Every track on OBSOLETE feels as if you are on a musical journey, which I totally love. You never really know what to expect with Pablo, but you just know he will provide.
“I originally wanted to do a two-sided album and thought for a long time that it would turn into a day-and-night kind of thing. In the end, the concepts turned out very different from each other, but the idea of having a downtempo chill-out album and an up-tempo dance record remained. I’m glad to have gotten them into this world, and I hope they touch as many people as possible," says Pablo Nouvelle talking about the link between Atlas Internet Café and Obsolete.
This album could not have come at any better of a time. Downtempo, melodic, relaxing.... yet upbeat. I was curious to get his mindset, mood, and feelings towards each of his songs from his new album OBSOLETE. We got the chance to have Pablo speak on each song from his new album. In his own words, here is what each song means to him.

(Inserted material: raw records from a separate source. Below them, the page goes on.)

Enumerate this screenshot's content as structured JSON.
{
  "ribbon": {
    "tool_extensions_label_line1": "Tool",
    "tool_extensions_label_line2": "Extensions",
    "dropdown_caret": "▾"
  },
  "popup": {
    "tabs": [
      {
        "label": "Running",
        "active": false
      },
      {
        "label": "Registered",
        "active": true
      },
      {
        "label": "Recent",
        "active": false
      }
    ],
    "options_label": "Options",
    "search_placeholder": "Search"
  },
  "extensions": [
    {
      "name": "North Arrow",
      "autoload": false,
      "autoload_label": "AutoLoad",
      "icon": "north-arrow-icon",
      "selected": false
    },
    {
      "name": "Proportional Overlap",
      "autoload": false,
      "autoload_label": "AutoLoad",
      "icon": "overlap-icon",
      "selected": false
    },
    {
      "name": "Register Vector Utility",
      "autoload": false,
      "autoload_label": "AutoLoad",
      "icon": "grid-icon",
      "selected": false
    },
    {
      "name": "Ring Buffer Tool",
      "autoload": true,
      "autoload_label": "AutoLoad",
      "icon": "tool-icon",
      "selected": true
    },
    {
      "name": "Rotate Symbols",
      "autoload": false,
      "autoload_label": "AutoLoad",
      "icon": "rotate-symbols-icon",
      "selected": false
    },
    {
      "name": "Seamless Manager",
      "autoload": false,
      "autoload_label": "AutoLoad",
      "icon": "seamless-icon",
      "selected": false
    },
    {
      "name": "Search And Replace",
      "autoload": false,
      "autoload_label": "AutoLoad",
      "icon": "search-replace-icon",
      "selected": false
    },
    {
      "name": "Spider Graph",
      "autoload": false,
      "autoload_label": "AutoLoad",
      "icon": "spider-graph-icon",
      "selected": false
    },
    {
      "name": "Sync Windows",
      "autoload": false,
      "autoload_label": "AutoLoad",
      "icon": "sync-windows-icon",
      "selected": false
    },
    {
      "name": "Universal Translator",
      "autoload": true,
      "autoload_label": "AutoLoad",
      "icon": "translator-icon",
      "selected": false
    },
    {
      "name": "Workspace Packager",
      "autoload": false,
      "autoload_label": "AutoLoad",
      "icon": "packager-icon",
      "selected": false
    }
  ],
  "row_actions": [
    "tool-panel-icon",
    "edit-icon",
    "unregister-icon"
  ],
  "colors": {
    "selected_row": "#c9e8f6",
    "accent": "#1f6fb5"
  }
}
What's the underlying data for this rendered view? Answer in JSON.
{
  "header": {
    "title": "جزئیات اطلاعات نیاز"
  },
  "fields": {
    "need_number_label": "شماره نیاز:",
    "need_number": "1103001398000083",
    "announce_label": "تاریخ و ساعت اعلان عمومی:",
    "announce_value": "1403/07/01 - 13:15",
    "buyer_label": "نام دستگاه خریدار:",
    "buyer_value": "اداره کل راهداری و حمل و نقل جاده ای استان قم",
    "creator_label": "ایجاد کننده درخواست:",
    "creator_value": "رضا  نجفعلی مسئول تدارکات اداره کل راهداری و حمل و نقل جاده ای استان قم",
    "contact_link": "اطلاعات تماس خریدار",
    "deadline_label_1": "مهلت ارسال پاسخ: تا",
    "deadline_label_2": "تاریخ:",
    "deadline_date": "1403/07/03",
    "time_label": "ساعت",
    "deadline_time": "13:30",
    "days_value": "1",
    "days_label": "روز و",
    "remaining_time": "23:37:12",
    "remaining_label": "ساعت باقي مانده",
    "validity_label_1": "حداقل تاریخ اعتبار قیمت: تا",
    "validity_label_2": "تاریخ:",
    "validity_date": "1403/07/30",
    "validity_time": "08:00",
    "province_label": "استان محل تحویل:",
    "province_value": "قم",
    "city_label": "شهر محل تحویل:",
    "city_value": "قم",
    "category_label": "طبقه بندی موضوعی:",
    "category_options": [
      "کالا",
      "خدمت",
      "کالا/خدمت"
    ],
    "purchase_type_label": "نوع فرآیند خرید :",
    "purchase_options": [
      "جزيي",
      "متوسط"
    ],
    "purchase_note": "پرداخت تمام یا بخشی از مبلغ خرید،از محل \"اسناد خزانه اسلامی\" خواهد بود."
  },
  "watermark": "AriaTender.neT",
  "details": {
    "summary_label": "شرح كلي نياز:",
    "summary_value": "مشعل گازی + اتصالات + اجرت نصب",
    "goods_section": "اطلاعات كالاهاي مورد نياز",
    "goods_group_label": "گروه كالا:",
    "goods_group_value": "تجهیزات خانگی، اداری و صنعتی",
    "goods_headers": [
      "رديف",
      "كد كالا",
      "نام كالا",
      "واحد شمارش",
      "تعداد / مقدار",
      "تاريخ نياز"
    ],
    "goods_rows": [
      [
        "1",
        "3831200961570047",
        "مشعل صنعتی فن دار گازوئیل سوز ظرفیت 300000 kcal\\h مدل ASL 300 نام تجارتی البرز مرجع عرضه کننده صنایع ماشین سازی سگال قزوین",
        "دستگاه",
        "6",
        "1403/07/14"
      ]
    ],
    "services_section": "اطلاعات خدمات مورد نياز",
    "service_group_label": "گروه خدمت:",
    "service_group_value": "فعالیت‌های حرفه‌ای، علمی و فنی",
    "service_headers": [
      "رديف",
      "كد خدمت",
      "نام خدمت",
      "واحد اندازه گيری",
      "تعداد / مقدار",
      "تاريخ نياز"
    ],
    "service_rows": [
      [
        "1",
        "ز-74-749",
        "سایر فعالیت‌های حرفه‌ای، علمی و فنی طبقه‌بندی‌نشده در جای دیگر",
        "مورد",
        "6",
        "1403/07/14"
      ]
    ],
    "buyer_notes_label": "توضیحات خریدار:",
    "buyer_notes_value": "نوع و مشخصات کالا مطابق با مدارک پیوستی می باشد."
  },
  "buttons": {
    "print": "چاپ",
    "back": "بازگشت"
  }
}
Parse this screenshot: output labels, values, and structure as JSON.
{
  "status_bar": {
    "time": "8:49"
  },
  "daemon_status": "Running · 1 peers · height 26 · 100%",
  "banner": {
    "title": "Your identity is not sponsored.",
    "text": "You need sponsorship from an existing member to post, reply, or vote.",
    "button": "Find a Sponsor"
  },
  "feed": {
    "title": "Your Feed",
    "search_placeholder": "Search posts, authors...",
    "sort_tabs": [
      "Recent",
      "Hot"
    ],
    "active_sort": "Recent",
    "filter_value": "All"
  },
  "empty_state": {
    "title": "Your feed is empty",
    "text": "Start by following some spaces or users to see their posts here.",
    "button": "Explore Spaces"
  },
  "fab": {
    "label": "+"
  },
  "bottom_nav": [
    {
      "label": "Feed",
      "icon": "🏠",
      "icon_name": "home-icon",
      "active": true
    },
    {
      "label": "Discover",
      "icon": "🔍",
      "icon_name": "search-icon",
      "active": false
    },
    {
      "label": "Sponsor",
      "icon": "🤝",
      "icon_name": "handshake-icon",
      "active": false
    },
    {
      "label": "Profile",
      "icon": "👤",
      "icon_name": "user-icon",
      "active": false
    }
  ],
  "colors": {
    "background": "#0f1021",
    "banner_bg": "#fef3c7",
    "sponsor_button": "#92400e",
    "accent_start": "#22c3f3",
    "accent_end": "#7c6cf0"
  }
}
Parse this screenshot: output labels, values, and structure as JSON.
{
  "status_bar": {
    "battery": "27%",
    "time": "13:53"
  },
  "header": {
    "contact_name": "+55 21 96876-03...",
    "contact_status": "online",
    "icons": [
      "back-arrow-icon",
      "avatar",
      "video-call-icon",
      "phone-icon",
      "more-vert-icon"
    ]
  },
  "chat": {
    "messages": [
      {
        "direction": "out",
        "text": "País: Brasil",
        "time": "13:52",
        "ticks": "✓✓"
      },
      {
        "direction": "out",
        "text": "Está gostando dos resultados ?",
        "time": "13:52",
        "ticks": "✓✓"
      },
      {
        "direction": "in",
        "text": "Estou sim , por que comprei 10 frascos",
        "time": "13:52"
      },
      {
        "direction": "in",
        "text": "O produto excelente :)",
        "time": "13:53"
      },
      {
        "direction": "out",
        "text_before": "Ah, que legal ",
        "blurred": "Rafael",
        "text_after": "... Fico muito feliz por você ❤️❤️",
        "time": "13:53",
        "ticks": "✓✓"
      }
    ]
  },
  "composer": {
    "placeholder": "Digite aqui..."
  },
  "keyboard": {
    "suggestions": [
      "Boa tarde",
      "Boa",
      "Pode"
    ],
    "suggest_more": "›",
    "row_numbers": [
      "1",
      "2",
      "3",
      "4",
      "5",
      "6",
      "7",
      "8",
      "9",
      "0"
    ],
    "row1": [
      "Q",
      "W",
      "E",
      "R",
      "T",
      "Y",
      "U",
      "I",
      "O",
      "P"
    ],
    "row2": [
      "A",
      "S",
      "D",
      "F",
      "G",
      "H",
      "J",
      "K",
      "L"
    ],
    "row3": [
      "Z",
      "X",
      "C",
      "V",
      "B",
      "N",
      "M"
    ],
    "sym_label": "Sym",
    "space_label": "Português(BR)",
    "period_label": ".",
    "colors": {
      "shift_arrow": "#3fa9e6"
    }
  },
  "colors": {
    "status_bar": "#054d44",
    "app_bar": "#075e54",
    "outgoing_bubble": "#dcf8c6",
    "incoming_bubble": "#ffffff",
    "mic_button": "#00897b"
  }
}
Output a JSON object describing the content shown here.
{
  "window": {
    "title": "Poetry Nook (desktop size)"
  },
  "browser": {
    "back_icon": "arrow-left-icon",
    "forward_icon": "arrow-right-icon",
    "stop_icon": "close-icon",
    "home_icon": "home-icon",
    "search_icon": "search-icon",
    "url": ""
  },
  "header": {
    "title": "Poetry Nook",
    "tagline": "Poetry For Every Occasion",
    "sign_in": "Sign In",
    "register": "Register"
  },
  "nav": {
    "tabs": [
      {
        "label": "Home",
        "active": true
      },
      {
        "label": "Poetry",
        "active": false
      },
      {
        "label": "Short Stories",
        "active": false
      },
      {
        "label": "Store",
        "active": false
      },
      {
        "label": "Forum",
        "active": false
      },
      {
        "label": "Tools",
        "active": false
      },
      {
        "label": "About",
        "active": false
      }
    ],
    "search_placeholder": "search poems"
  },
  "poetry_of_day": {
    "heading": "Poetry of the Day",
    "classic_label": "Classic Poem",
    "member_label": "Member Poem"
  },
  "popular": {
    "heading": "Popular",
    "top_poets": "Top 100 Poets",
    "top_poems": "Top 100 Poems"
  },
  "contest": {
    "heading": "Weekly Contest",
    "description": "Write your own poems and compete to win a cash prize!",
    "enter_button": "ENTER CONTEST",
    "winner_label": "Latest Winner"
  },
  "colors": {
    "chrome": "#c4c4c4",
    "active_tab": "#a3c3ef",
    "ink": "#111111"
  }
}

1. "The Atmospheric Halo Fades Into The Blackness Of Space"
Usually, if I pass V7 of a song, I’ll end up never releasing it. Now, this is probably version 27. The changed key varied the structure, added this crazy retro-space intro, asked my guitarist to contribute weird sounds. The only thing that stayed the same throughout all those different versions is the main synthesizer pattern that keeps on wobbling detuned throughout the song. This song really set the thematic scenery of where the whole album takes place. An auricular Stanley Kubrick, out of Space Odyssey vibe.
2. "Oh Would You Be There"
This song is very much inspired by the early Caribou records. I had an amazing time writing together with James Yuill. Two grown-up men hiding away in his little garden house studio, playing around with vintage (and not so vintage) synthesizers. The vocal sample is James singing. He improvised over several takes and I pitched and chopped it together to the name-giving tag line "Oh would you be there."
Whenever possible I try to take the train instead of a plane to travel between London & Zürich. A window seat, my laptop and a pair of headphones equal a lovely studio day. I prepared all the drums for "Saltburn" on a journey like this. Threw them the direction of Bondax, spent one day with Adam & George in a studio in Seven Sisters and came out with that banger. It’s hard to imagine how much fun it is to work with those two guys!
A sunny afternoon at the Bondax house, I brought a few drum loop ideas as a starting point and George & Adam came up with this crazy TB-303 loop. They sent it through a bunch of effects and the party went through the roof. There is also a version with some proper vocals on it, but in the end, I decided to use my own gibberish vocals on it.
5. "The Karman Line"
A classic home office studio day. My session got canceled and I spent the whole day in my windowless warehouse bedroom, dreaming about space. I didn’t like the tune at all at first and was in a super bad mood. I can get very emotional when I spend hours on a song and I feel like it leads nowhere.
It was my girlfriend who convinced me to keep on working on that track, and now it’s one of my favorites.
6. "Fossil Fuel"
My first session with Bondax at the Zero 7 studio. We could use their old Roland synthesizers (a Juno-106, a Jupiter, a Korg Ms-20) and a lovely upright piano. The piano outro was the original idea we started with. From there we worked in the opposite direction and got more and more dancey. Ending up with that very driven tune. I met Bondax for the first time that day, we made Fossil Fuel in a day and didn’t change one single detail afterward.
7. "A Peek Inside"
Inspired by the one and only Bonobo, I wanted to create a cinematic yet energetic song, with an instrumental interesting enough to work without any vocals. The organic Moroccan qarqabas and string samples flow nicely together with the harsh synthesizer arpeggios ant the synthetic drum patterns.